Le rido in faccia, ghignando. "Spero per te che tu abbia ragione." Mi avvicino al campo da combattimento, una piattaforma rialzata di un metro e mezzo da terra, e sbatto le mani per attirare l'attenzione di tutti.

"Sarah vorrebbe dimostrarci la sua eccellente bravura. Sedetevi e prestate attenzione." Loro si allontanano dalle postazioni precedenti e fanno come ho detto. Quindi salgo sulla piattaforma e faccio cenno a Sarah di imitarmi. Lei trascina lentamente i piedi a terra, per poi fare forza sulle braccia e sollevarsi sul ripiano.

"Al mio tre" annuncio.

"Uno" lei piega un po' le gambe, pronta a fare il primo passo.

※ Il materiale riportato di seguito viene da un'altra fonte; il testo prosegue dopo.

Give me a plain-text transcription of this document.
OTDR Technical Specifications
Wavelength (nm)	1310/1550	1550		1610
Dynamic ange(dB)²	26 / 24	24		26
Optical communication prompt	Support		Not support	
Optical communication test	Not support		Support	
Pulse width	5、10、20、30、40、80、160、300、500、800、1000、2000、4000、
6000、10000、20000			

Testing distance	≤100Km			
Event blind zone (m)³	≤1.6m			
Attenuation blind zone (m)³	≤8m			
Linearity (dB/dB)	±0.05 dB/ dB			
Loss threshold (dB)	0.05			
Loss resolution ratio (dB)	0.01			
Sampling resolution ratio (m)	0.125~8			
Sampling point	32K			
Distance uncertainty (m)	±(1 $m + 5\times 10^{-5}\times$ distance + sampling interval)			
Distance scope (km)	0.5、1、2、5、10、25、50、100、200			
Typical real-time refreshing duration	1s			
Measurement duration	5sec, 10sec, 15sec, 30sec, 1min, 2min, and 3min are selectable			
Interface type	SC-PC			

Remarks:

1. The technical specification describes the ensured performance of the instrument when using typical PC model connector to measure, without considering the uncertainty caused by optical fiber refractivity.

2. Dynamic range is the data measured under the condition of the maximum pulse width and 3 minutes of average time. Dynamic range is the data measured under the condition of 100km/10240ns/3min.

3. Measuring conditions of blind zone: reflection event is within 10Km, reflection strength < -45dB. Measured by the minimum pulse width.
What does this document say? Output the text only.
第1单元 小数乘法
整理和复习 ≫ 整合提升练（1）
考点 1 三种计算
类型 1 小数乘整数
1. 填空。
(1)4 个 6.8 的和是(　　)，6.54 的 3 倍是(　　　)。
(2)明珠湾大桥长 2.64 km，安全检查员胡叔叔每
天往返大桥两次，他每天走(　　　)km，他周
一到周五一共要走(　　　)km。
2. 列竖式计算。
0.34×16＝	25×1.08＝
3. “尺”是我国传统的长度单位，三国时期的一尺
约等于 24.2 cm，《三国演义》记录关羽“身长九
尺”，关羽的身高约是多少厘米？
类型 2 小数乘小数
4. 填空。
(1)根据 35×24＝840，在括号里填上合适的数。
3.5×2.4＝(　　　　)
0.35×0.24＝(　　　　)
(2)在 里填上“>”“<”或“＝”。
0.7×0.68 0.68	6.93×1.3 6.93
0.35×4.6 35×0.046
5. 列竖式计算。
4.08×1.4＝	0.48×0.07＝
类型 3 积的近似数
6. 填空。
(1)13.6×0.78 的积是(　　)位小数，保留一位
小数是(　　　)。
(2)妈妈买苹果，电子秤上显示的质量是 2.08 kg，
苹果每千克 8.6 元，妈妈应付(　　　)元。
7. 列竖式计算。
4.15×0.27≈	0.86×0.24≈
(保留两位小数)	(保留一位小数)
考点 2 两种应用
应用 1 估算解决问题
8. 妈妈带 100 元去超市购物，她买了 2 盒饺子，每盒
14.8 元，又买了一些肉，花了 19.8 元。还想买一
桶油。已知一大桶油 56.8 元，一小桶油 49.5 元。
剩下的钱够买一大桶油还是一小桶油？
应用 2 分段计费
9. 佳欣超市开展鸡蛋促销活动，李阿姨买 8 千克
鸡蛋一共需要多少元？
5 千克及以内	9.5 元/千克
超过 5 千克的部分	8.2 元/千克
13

"Due" sposta in avanti le braccia e chiude le mani a pugno.

"Tre" sposta il peso verso di me, e prima ancora che il pugno si avvicini al mio viso, le afferrò entrambe le braccia e la catapulto sul pavimento.

"Troppo prevedibile, signorina" le sussurro.

Mi rialzo in un lampo, e do' l'ordine di continuare con l'allenamento.

Sarah si alza lentamente dal pavimento, e non appena fa sforzo sul polso destro fa una smorfia.

Alzo gli occhi al cielo. Non è la prima volta che mi succede.

"Parker, accompagnala in infermeria" lui annuisce e l'accompagna.

E, dopo che i due scompaiono dalla stanza, ritorna la solita monotonia.

-

Cole afferra un'altra coscia di pollo, intingendola nella salsa piccante. "E adesso come sta?" chiede a bocca aperta, mentre mastica la carne.

"E che ne so io. " Ne prendo una anch'io e la ricopro di salsa all'avocado. Non sanno di nulla, ma questa non è una novità.

"Boh, pensavo ti fossi informata." Alza le spalle e dà un altro boccone.

"No, non me ne frega proprio niente."

"Neanche a me ma, sai, stavo cercando di conversare."

"Già, e io stavo solo cercando di rispondere". Mi guarda divertito e mi imita, mettendosi a camminare nella sala da pranzo come se fosse in una sfilata e acutizzando la voce in modo esagerato."Sono troppo perfetta per parlarti, piccolo scarafaggio!"

"Ah ah ah, davvero divertente".

"Già, me lo dicono in tanti".

"E anche modesto, vedo".

"Anche questo me lo dicono molte persone".

"Solo una cosa: che razza di persone frequenti?"

"Oh, di sicuro sono meglio di Zach ohnonmiparlarechesonoanch'iotroppoperfetto" e si mette ad imitare anche lui, con la stessa vocina.

"Ma cosa dici, Zach non è tanto male!"

"Ovvio, tutte le ragazze dicono così del proprio fidanzato."

"Chiudi il becco, microbo! Non siamo mica fidanzati!"

Sogghigna e annuncia in modo teatrale: "Questione di tempo", per poi andarsene in camera sua. Nello stesso momento suonano alla porta e vado ad aprire.

Zach tiene in mano una lettera e sembra terrorizzato.

"La prossima settimana. Vado ad Seraf la prossima settimana."